Chocolate Caramel Brownies
Ingredients
- 5 ounces evaporated milk divided
- 12 ounces caramels (1 package)
- 1 cup butter melted
- 15.25 ounces German chocolate cake mix (1 box)
- 12 ounces chocolate chips
Instructions
Chocolate Caramel Brownies
- Preheat your oven to 350°F (175°C). This ensures the brownies bake evenly and perfectly.
- Line your 9x13 inch baking pan with parchment paper, leaving some overhang for easy removal later. Lightly grease the parchment paper for added assurance.
- In a double boiler or a microwave-safe bowl, combine the 12 ounces of caramels and 5 ounces of evaporated milk (set aside 1 ounce for later). Heat gently until the caramels are completely melted and smooth, stirring frequently to avoid burning.
- In a large mixing bowl, combine the melted butter with the German chocolate cake mix. Stir until fully incorporated. Add the remaining 4 ounces of evaporated milk and mix until the batter is thick and smooth.
- Pour half of the brownie batter into the prepared baking pan. Spread evenly using a spatula. Next, pour the melted caramel mixture over the brownie layer, spreading it to cover the batter completely.

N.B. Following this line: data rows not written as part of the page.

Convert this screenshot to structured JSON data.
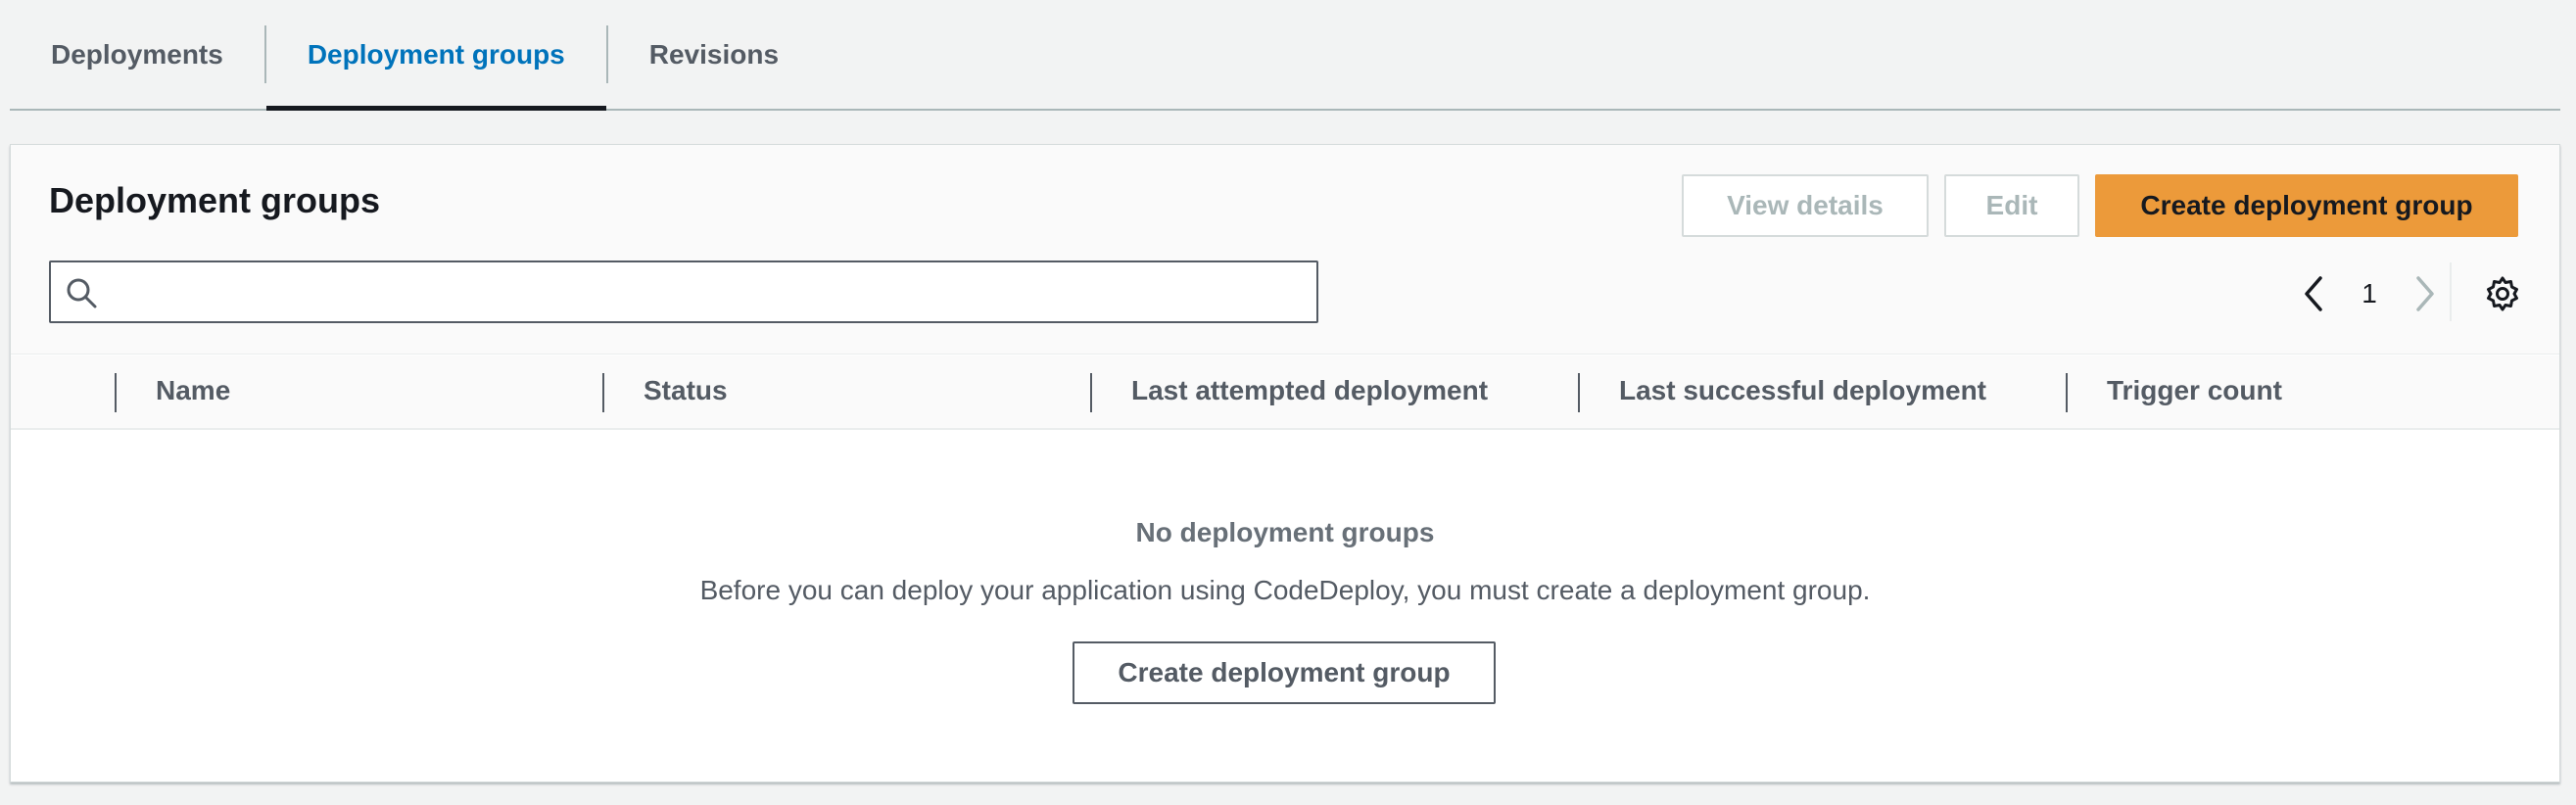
{
  "tabs": [
    {
      "label": "Deployments",
      "active": false
    },
    {
      "label": "Deployment groups",
      "active": true
    },
    {
      "label": "Revisions",
      "active": false
    }
  ],
  "panel": {
    "title": "Deployment groups",
    "buttons": {
      "view_details": "View details",
      "edit": "Edit",
      "create": "Create deployment group"
    },
    "search": {
      "value": "",
      "placeholder": ""
    },
    "pagination": {
      "current_page": "1"
    }
  },
  "table": {
    "columns": [
      "Name",
      "Status",
      "Last attempted deployment",
      "Last successful deployment",
      "Trigger count"
    ]
  },
  "empty_state": {
    "title": "No deployment groups",
    "description": "Before you can deploy your application using CodeDeploy, you must create a deployment group.",
    "button": "Create deployment group"
  },
  "colors": {
    "primary_button": "#ec9a3a",
    "active_tab": "#0073bb",
    "page_background": "#f2f3f3"
  },
  "icons": {
    "search": "search-icon",
    "prev_page": "chevron-left-icon",
    "next_page": "chevron-right-icon",
    "settings": "gear-icon"
  }
}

- Carefully dollop the remaining brownie batter over the caramel layer. Use a spatula to spread it gently, but don’t worry if there are some gaps—this will create a marbled effect.
- Sprinkle the chocolate chips evenly over the top of the brownies. This adds an extra layer of chocolatey goodness.
- Place the baking pan in the preheated oven and bake for 25 to 30 minutes. The edges should be set, and a toothpick inserted in the center should come out with a few moist crumbs.
- Allow the brownies to cool in the pan for about 10 minutes before lifting them out using the parchment paper overhang. Let them cool completely on a wire rack before cutting into squares. Enjoy your rich, indulgent Chocolate Caramel Brownies!
Equipment
- Mixing Bowls
- Measuring Cups and Spoons
- 9x13 inch baking pan
- Parchment Paper
- Double boiler or microwave-safe bowl
- Spatula
Notes
- Use parchment paper and grease it well to prevent brownies from sticking to the pan.
- Add a splash more evaporated milk if the caramel becomes too thick while melting.
- Rotate the pan halfway through baking for even cooking.
- These brownies can be stored at room temperature for up to 4 days or frozen for up to 3 months.